First time moms, what you need is encouragement. And here it is.  From a fourth time “new mom,” here are a few thoughts. 

  1. In case you were wondering, you’re doing an amazing job. You’re scouring the Internet for the right answers because you care SO MUCH for that little bundle of joy, and it shows. Now step away from Google and let it go.  Ask another trusted mom friend who has older children. Ask your pediatrician. Trust your instincts, but don’t subject yourself to the myriad of opinions out there that are guaranteed to overwhelm you and make you doubt yourself. 
  2. This too shall pass. No matter what “it” is, it will pass. No phase will last long enough to make you completely insane (maybe close though) and right when you’ve formulated the perfect plan of attack for mitigating the issue at hand, it will just resolve on it’s own.  So if you feel like you’re at your breaking point with a sleep issue or a temper tantrum issue or a picky eater, just hold on a bit longer and the tide will turn.  Parenting is an endurance sport.
  3. There is no one-size-fits-all approach to parenting, and don’t believe anyone who tells you there is. Kids are people too. They are little people with strange quirks and unique needs, and we are all happier if we can respect them as individuals without expecting robotic compliance. I have a son who eats paper. I have to constantly remind him to stop eating paper… there was nothing about that in the cookie cutter approach to raising children.  He’s “unique” this way.
  4. It’s ok to lower your expectations a bit. And then lower them again and again and again.   I have friends who post the most beautiful pictures on social media of their children. They are dressed well and clean and their houses look beautiful in the background and their photos look like they were taken with professional cameras.  I line up my children to take a picture, and what do I see?  Abject chaos.  Now I have learned to take a deep breath, lower my expectations, and laugh because, like it or not, this is us.  The abject chaos is us.  Maybe you expected to have a child who was always well-behaved… lower those expectations, sister. Kids have bad days and ugly phases. Maybe you expected to stroll happily through the store cooing and gooing at your beautiful baby, but instead you got a fussy one who screams every. single. time. they. are. buckled. in. a. carseat.  I’m currently living this, and I’m learning to let it go (can’t you tell?).  Things never go perfectly according to our expectations. If something has to give, let it be the expectations and not your sanity.
  5. Find yourself in the midst of it all. This parenting thing is all consuming. It takes up every bit of who you are, but you have to find time to do something that brings you joy too. Meet the friend for coffee even if baby misses a nap. Go for a walk and remember that there’s a great, big, beautiful world out there. Buy the shirt that covers the postpartum tummy and makes you feel good about yourself again. Listen to the song that makes your hips shake. Go on a date. Love that baby more than anything in the world, but don’t forget to love yourself along the way. If a pitcher is constantly pouring out, eventually it will be empty.

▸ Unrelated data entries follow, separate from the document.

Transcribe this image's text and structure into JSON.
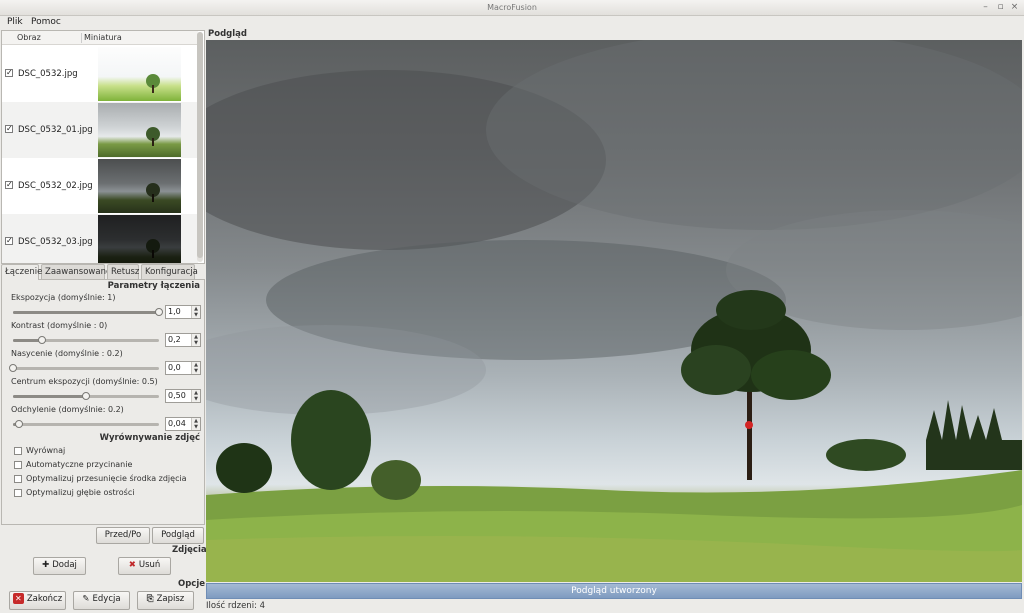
{
  "window": {
    "title": "MacroFusion"
  },
  "menu": {
    "items": [
      "Plik",
      "Pomoc"
    ]
  },
  "filelist": {
    "columns": [
      "Obraz",
      "Miniatura"
    ],
    "rows": [
      {
        "name": "DSC_0532.jpg",
        "checked": true
      },
      {
        "name": "DSC_0532_01.jpg",
        "checked": true
      },
      {
        "name": "DSC_0532_02.jpg",
        "checked": true
      },
      {
        "name": "DSC_0532_03.jpg",
        "checked": true
      }
    ]
  },
  "tabs": [
    "Łączenie",
    "Zaawansowane",
    "Retusz",
    "Konfiguracja"
  ],
  "blend": {
    "section_title": "Parametry łączenia",
    "params": [
      {
        "label": "Ekspozycja (domyślnie: 1)",
        "value": "1,0",
        "fraction": 1.0
      },
      {
        "label": "Kontrast (domyślnie : 0)",
        "value": "0,2",
        "fraction": 0.2
      },
      {
        "label": "Nasycenie (domyślnie : 0.2)",
        "value": "0,0",
        "fraction": 0.0
      },
      {
        "label": "Centrum ekspozycji (domyślnie: 0.5)",
        "value": "0,50",
        "fraction": 0.5
      },
      {
        "label": "Odchylenie (domyślnie: 0.2)",
        "value": "0,04",
        "fraction": 0.04
      }
    ]
  },
  "align": {
    "section_title": "Wyrównywanie zdjęć",
    "options": [
      "Wyrównaj",
      "Automatyczne przycinanie",
      "Optymalizuj przesunięcie środka zdjęcia",
      "Optymalizuj głębie ostrości"
    ]
  },
  "buttons": {
    "before_after": "Przed/Po",
    "preview": "Podgląd",
    "add": "Dodaj",
    "remove": "Usuń",
    "quit": "Zakończ",
    "edit": "Edycja",
    "save": "Zapisz"
  },
  "sections": {
    "photos": "Zdjęcia",
    "options": "Opcje"
  },
  "preview": {
    "label": "Podgląd",
    "status": "Podgląd utworzony"
  },
  "statusbar": {
    "cores": "Ilość rdzeni: 4"
  }
}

Take time to fill yourself up.

I’m sorry that you’re entering into first-time parenting in a social media, information overload, everything is controversial world.  I’m sorry that there are people who pretend to have it all together to make themselves feel superior to you.  I’m sorry that we’ve taken something that was already hard and made it even harder.

But please know that there’s an army of women rooting for you. 

Women who pour their hearts out to you in blogs solely because they don’t know how to find you to hug you in real life.  Women who remember those first days (or years) of motherhood and want to wrap you up in encouragement and love and support and cheer you on every step of the way! 

You can do this. You were uniquely, fearfully, wonderfully made to do this. And you’re not alone.